I'll keep it fairly straight forward. I work with a Solaris server and magically today it decided to take a dump on me. At first it give a long list of files that couldn't be acessed before terminating the boot process and returning to the 'ok' prompt. Booting in single-user mode allowed me to run a fsck and there were no noticable issues. After that the errors didn't return, instead I got a different one:
"Bad magic number in disk label
Can't open disk label package
Cannot open /pci@1f,0/pci@2/scsi@4/disk@0,0:a
panic - boot: ufsboot: cannot determine filesystem type of root device
I confirmed all the envs were properly set and I could still bring it up in single-user mode to confirm the files were where they were supposed to be, based upon memory. Any help would be appreciated.
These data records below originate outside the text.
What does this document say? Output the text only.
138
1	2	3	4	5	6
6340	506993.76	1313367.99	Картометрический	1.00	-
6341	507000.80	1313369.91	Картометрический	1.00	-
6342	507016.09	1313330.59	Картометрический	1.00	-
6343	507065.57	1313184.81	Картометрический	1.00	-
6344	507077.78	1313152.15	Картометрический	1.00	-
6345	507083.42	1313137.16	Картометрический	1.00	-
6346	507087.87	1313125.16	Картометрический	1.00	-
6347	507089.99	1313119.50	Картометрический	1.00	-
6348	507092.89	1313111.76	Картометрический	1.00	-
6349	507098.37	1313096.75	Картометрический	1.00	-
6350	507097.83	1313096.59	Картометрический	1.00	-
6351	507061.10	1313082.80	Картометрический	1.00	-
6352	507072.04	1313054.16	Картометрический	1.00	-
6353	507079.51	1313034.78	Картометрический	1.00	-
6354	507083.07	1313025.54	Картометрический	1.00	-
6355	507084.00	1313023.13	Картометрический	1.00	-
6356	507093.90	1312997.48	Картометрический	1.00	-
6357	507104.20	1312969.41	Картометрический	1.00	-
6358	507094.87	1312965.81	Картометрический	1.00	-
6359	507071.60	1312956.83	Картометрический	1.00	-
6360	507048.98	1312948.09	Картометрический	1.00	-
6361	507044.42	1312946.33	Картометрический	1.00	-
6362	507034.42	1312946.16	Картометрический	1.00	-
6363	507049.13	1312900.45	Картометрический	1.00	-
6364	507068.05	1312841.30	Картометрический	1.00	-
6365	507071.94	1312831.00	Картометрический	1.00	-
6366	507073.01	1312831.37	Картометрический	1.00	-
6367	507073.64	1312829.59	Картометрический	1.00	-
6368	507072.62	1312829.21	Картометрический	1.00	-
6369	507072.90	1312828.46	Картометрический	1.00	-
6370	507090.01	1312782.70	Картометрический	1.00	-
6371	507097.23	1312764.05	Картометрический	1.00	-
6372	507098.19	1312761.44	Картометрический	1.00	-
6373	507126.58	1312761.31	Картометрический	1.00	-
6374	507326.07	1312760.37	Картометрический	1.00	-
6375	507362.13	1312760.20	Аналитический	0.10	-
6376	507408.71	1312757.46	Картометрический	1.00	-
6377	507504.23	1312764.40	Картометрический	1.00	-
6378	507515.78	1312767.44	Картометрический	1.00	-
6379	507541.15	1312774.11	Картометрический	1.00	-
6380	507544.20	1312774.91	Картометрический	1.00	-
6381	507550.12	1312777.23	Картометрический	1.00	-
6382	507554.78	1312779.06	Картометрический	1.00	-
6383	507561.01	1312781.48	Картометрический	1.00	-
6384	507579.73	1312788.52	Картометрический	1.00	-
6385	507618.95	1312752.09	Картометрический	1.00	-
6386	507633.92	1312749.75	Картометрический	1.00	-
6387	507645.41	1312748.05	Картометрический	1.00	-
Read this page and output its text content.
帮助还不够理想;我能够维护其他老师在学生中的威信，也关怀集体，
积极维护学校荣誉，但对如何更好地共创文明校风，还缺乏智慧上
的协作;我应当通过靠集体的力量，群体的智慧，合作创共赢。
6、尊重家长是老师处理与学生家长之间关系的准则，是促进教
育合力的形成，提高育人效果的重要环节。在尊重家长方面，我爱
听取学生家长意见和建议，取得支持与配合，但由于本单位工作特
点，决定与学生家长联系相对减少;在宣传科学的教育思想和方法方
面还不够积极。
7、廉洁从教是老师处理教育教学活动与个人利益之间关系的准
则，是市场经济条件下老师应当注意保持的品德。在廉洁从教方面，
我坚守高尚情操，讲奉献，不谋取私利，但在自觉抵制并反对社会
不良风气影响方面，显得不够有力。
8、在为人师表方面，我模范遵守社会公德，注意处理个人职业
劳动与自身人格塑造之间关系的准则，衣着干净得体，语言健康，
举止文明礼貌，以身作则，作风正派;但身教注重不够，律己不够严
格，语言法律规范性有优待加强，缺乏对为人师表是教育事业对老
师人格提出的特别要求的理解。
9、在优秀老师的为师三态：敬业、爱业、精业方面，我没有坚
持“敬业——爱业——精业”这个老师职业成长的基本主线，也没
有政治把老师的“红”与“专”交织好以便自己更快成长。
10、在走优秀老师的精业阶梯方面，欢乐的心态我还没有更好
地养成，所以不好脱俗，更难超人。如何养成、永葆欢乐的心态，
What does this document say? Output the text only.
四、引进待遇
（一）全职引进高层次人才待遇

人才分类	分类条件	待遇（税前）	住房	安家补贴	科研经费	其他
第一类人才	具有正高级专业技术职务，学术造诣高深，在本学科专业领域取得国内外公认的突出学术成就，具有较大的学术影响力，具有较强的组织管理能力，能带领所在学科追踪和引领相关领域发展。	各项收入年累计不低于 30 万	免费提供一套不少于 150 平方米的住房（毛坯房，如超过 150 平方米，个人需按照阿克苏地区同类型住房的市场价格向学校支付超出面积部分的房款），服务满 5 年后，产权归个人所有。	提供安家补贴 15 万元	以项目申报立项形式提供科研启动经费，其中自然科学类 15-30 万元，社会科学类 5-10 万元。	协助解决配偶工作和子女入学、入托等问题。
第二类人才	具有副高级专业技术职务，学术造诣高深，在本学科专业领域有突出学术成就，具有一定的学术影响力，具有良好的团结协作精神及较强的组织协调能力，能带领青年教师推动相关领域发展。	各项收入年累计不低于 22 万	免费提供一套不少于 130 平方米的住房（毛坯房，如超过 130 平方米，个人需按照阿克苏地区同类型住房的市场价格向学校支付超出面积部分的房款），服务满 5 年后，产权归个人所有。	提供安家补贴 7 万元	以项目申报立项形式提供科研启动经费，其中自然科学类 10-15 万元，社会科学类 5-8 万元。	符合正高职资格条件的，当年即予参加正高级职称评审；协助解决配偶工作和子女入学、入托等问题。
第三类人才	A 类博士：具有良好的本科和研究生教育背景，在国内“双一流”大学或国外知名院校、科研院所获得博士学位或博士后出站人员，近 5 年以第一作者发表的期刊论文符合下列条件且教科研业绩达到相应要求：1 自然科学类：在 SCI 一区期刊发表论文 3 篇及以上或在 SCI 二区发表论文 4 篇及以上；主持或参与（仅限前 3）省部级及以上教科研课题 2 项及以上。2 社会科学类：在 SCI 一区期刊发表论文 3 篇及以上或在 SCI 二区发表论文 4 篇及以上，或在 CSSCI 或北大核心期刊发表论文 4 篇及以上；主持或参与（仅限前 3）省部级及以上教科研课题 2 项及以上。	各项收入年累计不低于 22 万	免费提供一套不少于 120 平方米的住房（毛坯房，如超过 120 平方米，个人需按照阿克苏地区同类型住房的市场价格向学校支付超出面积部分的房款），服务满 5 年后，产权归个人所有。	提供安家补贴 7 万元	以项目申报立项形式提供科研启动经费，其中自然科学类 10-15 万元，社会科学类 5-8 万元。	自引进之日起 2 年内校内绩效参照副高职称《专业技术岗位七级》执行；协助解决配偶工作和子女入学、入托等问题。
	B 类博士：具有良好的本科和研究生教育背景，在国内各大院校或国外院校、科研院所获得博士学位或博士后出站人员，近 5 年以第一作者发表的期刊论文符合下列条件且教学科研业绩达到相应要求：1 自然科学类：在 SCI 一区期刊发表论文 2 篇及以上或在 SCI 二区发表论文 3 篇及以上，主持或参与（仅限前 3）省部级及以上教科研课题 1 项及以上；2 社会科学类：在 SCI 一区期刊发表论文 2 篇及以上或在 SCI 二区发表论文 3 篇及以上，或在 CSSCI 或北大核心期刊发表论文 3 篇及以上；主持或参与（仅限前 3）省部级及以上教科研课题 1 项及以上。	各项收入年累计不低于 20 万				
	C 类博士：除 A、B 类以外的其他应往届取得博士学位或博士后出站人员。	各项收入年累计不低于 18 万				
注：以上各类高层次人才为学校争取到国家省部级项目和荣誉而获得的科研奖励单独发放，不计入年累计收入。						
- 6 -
Oh, no, that's not what I meant. I have root access, hence why I can get into single-user mode, but in single-user mode the file system with system-related files that I'd have to recover isn't mounted, preventing access to those files. :S
Single user mode does not load the whole system so my first thought was that it just might not be auto mounting. I can see what you are saying though and that would make sense. @AoN - Sorry if that came over the wrong way.
This leaves me with the following questions:
What file system should it be recognised as?
Are there other drives located on SCSI 4 that you can see?
Can you actually see the physical device?
What do you get if you try to mount it manually (output)?